La jeunesse marocaine a tout lieu d’être fière de l’histoire de son pays, qui a participé à l’écriture de l’histoire du monde arabo-musulman, voire du monde dans sa totalité, et ce, grâce à l’action éclairée de ses Sultans, Rois et autres personnages historiques. C’est cette histoire imprégnée de valeurs d’ouverture, de paix, de tolérance qui fait le Maroc d’aujourd’hui et fonde des repères stables et durables pour notre jeunesse. À partir de ces repères, nos jeunes peuvent aller plus loin sans peur de s’égarer dans des voies étrangères à nos valeurs et principes. Je crois que la connaissance de notre histoire est un besoin à combler, et mon souhait le plus ardent est de voir les efforts déployés actuellement pour la réforme de notre enseignement ne pas négliger cet aspect.

Je pense également à la manière de faire aimer l’histoire à une jeunesse fascinée par le monde virtuel. C’est tout l’enjeu de la réforme de l’enseignement. Nos responsables doivent forcément œuvrer dans ce sens. Les choses vont vite, très vite même. Il faut certes sensibiliser les jeunes à l’importance de leur histoire, car celle-ci est un héritage commun, qui porte leurs racines et les valeurs de leurs ancêtres.

Aussi, le monde virtuel doit être perçu et utilisé comme une précieuse opportunité pour véhiculer les messages, les idées et les connaissances que nous pensons -dans un consensus national- être le meilleur pour les générations à venir. À cet effet, il est nécessaire de trouver des formes de communication adaptées pour la transmission de cet héritage de génération en génération, ainsi que de nouvelles méthodes d’enseignement, c’est-à-dire des moyens attractifs, tels que des supports multimédias, la diffusion de films et documentaires à caractère historique, l’organisation de festivals autour de personnalités historiques, avec des expositions, des pièces de théâtre… L’exemple d’autres pays qui vulgarisent l’histoire à travers la bande dessinée est toujours bon à prendre.

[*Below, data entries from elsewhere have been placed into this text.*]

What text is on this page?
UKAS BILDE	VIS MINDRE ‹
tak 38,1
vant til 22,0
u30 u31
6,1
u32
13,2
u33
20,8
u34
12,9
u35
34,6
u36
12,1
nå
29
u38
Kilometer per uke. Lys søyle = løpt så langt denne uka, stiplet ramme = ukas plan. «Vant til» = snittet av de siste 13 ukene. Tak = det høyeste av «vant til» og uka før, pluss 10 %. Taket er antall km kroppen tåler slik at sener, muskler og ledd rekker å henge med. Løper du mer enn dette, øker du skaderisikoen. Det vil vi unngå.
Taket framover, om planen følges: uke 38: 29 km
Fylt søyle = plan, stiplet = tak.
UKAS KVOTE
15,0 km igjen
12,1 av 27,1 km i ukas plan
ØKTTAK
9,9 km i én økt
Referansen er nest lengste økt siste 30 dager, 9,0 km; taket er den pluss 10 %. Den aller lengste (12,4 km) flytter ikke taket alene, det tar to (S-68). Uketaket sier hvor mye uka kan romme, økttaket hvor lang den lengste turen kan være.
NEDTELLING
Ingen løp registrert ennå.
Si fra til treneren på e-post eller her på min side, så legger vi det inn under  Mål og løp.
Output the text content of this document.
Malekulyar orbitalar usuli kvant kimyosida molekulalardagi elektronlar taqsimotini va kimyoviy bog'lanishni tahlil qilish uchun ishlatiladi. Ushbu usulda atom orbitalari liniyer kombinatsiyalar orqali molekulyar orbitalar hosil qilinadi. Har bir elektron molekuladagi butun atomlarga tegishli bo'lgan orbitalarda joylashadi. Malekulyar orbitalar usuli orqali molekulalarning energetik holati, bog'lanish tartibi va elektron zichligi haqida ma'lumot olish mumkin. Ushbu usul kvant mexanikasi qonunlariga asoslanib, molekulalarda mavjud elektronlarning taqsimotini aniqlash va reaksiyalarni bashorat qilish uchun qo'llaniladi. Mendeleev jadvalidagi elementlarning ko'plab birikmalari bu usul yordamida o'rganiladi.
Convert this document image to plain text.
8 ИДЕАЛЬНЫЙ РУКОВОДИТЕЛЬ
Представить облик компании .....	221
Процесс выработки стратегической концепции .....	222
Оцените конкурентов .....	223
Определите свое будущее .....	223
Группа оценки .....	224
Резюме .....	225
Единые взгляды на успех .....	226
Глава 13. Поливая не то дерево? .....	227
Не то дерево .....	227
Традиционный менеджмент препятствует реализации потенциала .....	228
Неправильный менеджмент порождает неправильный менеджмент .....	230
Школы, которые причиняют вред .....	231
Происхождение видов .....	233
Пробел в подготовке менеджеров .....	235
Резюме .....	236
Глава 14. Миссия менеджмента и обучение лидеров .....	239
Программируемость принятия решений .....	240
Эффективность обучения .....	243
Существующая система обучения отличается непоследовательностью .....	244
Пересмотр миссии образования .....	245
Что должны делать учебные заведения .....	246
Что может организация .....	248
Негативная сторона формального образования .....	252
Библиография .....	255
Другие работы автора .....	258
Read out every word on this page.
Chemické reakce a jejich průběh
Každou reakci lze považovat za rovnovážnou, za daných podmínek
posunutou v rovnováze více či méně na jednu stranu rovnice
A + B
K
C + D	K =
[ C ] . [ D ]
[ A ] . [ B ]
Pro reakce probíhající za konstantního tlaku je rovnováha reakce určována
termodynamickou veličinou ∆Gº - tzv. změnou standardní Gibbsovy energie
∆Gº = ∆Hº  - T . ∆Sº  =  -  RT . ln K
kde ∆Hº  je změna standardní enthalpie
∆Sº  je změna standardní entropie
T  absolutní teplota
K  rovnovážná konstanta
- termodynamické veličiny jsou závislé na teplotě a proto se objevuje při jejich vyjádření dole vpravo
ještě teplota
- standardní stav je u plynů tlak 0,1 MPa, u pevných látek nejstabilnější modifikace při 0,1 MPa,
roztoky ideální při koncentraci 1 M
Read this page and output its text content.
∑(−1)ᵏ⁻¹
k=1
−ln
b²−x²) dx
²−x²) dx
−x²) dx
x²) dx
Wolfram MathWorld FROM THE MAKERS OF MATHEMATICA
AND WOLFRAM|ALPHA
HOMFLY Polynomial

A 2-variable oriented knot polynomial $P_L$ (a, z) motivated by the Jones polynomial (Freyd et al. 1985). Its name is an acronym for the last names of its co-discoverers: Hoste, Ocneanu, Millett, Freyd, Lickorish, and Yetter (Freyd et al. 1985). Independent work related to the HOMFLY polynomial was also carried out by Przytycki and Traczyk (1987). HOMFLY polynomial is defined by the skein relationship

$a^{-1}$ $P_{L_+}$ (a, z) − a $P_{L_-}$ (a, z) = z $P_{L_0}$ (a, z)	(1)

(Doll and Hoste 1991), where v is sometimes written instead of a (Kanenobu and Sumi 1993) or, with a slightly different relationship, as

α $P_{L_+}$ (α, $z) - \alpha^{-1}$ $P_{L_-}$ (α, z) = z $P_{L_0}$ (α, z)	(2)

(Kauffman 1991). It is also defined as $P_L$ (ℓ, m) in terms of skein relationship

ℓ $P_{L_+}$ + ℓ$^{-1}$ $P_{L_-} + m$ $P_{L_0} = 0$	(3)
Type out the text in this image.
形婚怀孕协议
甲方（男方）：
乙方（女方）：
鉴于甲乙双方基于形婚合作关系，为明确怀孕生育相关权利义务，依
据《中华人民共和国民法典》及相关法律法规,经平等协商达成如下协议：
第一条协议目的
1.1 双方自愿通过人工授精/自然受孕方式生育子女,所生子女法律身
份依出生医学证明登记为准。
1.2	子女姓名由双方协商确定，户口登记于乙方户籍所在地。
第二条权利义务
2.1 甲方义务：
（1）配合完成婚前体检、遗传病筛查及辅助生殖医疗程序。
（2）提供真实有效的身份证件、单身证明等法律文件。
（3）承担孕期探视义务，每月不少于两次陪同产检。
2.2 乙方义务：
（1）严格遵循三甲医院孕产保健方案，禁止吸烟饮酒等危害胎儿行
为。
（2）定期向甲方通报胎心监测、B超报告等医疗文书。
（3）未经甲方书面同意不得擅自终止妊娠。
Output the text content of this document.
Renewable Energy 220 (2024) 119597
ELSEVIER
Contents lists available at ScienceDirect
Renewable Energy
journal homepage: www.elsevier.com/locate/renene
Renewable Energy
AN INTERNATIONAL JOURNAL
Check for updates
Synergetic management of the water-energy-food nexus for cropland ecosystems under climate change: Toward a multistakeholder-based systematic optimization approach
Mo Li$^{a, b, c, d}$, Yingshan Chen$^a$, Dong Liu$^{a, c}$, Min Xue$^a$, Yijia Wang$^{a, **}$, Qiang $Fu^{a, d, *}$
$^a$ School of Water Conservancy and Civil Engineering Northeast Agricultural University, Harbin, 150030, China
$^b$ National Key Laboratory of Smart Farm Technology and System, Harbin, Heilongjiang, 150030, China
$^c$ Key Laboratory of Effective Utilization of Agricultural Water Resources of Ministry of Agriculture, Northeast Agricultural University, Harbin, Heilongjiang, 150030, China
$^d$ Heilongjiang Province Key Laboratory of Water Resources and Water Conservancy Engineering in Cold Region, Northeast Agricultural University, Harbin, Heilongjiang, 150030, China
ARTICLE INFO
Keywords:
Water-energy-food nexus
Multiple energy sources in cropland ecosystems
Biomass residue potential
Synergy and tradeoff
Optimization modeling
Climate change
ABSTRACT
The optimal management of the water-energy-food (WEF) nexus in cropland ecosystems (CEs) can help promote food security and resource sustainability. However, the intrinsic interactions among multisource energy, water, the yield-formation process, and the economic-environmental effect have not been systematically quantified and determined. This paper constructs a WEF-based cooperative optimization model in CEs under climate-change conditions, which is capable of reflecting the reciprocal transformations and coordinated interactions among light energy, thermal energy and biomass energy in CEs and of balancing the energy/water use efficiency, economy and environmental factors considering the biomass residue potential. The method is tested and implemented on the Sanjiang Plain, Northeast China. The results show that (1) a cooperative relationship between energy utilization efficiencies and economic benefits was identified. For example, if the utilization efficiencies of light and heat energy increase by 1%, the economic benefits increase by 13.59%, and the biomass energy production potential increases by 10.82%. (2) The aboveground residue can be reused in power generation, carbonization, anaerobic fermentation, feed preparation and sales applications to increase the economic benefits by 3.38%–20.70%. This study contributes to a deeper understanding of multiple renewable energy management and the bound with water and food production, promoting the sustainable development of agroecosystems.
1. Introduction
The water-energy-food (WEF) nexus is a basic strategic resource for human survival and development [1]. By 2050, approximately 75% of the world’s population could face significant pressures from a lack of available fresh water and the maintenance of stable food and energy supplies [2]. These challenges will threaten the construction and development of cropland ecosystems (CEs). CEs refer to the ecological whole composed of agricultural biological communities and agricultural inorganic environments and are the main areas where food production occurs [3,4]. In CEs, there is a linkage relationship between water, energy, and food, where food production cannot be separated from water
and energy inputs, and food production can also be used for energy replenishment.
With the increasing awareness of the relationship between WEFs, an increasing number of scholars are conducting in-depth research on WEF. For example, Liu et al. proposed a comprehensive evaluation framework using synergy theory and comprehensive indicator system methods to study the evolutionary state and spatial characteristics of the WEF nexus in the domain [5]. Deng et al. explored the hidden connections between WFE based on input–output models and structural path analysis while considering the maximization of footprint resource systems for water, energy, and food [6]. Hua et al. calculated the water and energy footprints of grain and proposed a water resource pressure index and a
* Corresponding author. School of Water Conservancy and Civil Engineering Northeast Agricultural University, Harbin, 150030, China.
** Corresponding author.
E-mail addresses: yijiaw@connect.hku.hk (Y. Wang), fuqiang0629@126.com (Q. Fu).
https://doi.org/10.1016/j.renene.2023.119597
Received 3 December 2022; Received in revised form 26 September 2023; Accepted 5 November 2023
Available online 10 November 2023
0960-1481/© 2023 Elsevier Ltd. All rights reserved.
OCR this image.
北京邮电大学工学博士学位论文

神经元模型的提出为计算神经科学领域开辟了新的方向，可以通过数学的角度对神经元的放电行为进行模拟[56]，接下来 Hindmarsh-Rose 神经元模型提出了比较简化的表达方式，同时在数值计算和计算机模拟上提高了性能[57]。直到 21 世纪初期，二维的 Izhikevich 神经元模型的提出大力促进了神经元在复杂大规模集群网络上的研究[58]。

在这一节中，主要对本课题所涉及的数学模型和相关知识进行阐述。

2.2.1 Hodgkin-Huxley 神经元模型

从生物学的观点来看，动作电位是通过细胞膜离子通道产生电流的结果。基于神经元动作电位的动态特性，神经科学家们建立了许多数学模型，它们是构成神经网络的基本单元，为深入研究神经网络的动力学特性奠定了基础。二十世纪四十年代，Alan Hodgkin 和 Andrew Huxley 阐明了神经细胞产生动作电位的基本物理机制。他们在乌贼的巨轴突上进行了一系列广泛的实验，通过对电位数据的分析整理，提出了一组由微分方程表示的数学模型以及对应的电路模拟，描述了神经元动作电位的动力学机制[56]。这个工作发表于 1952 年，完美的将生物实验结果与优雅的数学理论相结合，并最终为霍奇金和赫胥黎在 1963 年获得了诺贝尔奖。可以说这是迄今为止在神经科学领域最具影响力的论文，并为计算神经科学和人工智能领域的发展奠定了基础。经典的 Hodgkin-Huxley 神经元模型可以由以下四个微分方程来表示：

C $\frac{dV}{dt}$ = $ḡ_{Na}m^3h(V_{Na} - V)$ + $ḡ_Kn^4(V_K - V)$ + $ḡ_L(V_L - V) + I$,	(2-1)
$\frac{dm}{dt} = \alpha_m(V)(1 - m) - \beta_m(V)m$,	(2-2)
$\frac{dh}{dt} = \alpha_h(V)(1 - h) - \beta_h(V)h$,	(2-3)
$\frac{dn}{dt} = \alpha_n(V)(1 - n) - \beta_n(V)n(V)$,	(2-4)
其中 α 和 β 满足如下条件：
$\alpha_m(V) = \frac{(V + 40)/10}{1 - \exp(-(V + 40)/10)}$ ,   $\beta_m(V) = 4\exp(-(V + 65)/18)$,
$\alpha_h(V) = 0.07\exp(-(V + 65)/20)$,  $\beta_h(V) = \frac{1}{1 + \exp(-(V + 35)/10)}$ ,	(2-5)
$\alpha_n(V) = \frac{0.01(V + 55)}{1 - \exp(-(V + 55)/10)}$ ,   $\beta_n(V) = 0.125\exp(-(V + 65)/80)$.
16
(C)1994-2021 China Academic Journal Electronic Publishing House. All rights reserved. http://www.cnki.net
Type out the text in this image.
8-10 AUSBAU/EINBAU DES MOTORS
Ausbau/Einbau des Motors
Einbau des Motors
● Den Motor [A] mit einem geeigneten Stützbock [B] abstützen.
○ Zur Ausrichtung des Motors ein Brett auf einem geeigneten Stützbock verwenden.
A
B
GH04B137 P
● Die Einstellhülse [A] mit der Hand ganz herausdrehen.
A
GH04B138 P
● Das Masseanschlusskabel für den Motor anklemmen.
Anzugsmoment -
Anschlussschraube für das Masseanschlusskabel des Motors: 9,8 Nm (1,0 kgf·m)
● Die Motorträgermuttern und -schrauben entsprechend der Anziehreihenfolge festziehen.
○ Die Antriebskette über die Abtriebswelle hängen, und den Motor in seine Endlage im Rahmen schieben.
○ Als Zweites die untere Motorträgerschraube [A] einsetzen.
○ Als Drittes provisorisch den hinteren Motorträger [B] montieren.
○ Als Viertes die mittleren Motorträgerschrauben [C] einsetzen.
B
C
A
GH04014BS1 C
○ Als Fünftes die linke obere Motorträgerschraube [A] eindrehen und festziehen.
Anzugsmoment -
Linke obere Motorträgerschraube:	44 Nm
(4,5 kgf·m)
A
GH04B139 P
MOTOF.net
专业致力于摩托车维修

En 2023, vous avez déclaré que votre direction travaille sur le lancement d’un portail électronique qui permettra aux citoyens et aux chercheurs d’avoir accès à des documents historiques. Dites-nous un peu plus sur l’objectif de ce projet et sur la date de sa mise en marche.

Conformément aux hautes instructions de Sa Majesté le Roi Mohammed VI, que Dieu L’assiste, et dans le cadre de la démocratisation du savoir, la Direction des Archives royales a très bien avancé dans le processus de numérisation de ses fonds et a entamé le projet d’un portail. Parmi les objectifs de ce projet, la DAR souhaite s’inscrire dans le processus de modernisation en figurant sur la Toile mondiale, et ce, afin de partager la connaissance et de la rapprocher du citoyen et lui faciliter l’accès à l’information. Ce portail électronique s’adressera aux chercheurs, aux diplomates, aux spécialistes du patrimoine, aux journalistes, mais également aux jeunes et à tous ceux qui s’intéressent généralement à notre pays. Il visera notamment à faire connaître à travers les archives existantes l’ancienneté de l’État marocain, ses fondements, sa pérennité, son ouverture sur l’autre. Nous chercherons à travers ce site web à expliquer et à vulgariser aux citoyens les événements commémorés annuellement et à faire connaître leur histoire et leur symbolique. Nous ne manquerons pas de mettre en relief la question de l’intégrité territoriale. Et notre souhait est de lancer ce portail incessamment.